Bilginiz olsun Japonya'da free wifi bizdeki kadar yaygın değil.Yani bizde kafelerde falan hep var.Orada wifisiz günlerimde nereye sorsam yoktu.Fakat 7Eleven ve Family Mart gibi konbinilerde wifiden yararlanabilirsiniz.Ben de o gün ne yapacağımı şaşırıp kendimi bir tane 7eleven'a attım.Şans eseri Belgin de aynı zamanda olduğu yerde aynı şeyi yapmış.(O sırada annem de mesaj atmış,bir sorun yok iyiyim falan diyorum) Meğer biz birbirimizi istasyonda farklı yerlerde beklemişiz.O da kursun olduğu yere kendi gitmiş bana nasıl gideceğimi tarif etti.Ben de biraz bocalasam da kursun olduğu yeri bir şekilde buldum ama yaşadıklarım beni ciddi yormuştu.Kursun kapısında benimle aynı durumda olan bir kızla karşılaştım.Sen de mi kayboldun?
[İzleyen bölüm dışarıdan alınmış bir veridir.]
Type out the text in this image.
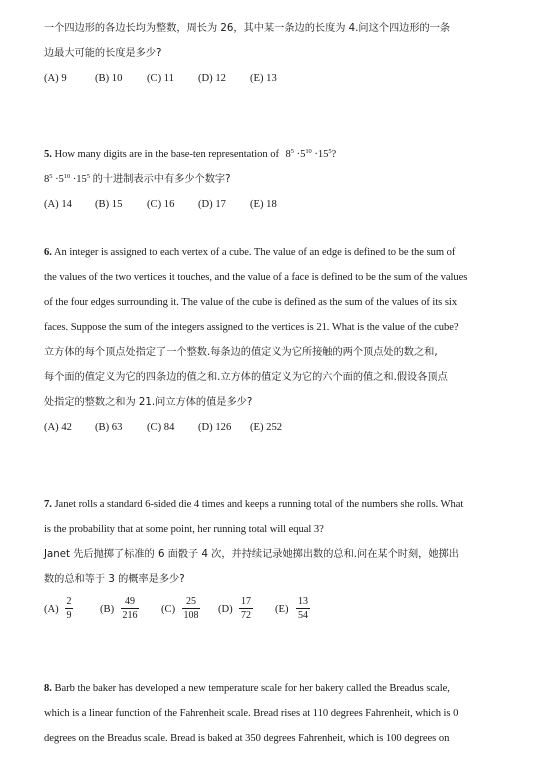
一个四边形的各边长均为整数，周长为 26，其中某一条边的长度为 4.问这个四边形的一条
边最大可能的长度是多少?
(A) 9	(B) 10 (C) 11 (D) 12 (E) 13
5. How many digits are in the base-ten representation of $8^5 \cdot 5^{10} \cdot 15^5$?
$8^5 \cdot 5^{10} \cdot 15^5$ 的十进制表示中有多少个数字?
(A) 14 (B) 15 (C) 16 (D) 17 (E) 18
6. An integer is assigned to each vertex of a cube. The value of an edge is defined to be the sum of
the values of the two vertices it touches, and the value of a face is defined to be the sum of the values
of the four edges surrounding it. The value of the cube is defined as the sum of the values of its six
faces. Suppose the sum of the integers assigned to the vertices is 21. What is the value of the cube?
立方体的每个顶点处指定了一个整数.每条边的值定义为它所接触的两个顶点处的数之和,
每个面的值定义为它的四条边的值之和.立方体的值定义为它的六个面的值之和.假设各顶点
处指定的整数之和为 21.问立方体的值是多少?
(A) 42 (B) 63 (C) 84 (D) 126 (E) 252
7. Janet rolls a standard 6-sided die 4 times and keeps a running total of the numbers she rolls. What
is the probability that at some point, her running total will equal 3?
Janet 先后抛掷了标准的 6 面骰子 4 次，并持续记录她掷出数的总和.问在某个时刻，她掷出
数的总和等于 3 的概率是多少?
$(A) \frac{2}{9}$	$(B) \frac{49}{216} (C) \frac{25}{108} (D) \frac{17}{72} (E) \frac{13}{54}$
8. Barb the baker has developed a new temperature scale for her bakery called the Breadus scale,
which is a linear function of the Fahrenheit scale. Bread rises at 110 degrees Fahrenheit, which is 0
degrees on the Breadus scale. Bread is baked at 350 degrees Fahrenheit, which is 100 degrees on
Ben de zor geldim,geç kaldım falan diye dertleştik.

O gün hem yazılı hem de sözlü sınav olduk.Sözlü sınavdan biraz korkuyordum ama çok eğlenceli geçti.Kadın, arkadaşın uyuyamıyor ne yapmasını söylersin diye soruyor ve benim cevabım ise "nete kudasai" yani "uyu lütfen". Net bir insanım dsljkdfesf

Çıkışta bizim okula çok yakın olan Tokyo Dome'a gittik ve ilk purikuramızı da orada çektik.Çok eğlenceliydi!! Kİ BİZ BİR AYDA 10 TANE ÇEKİLDİK!







Diğer yazımda kendimi biraz kötü hissettiğimi söylemiştim.O gün hala iştahım yerine gelmemişti ama kendimi daha iyi hissediyordum.Kaldığım yere döndüğümde de yiyecek bir şeyler alıp yürüyüş yaptım.Bir animenin mekanında yürüyormuşum gibiydi.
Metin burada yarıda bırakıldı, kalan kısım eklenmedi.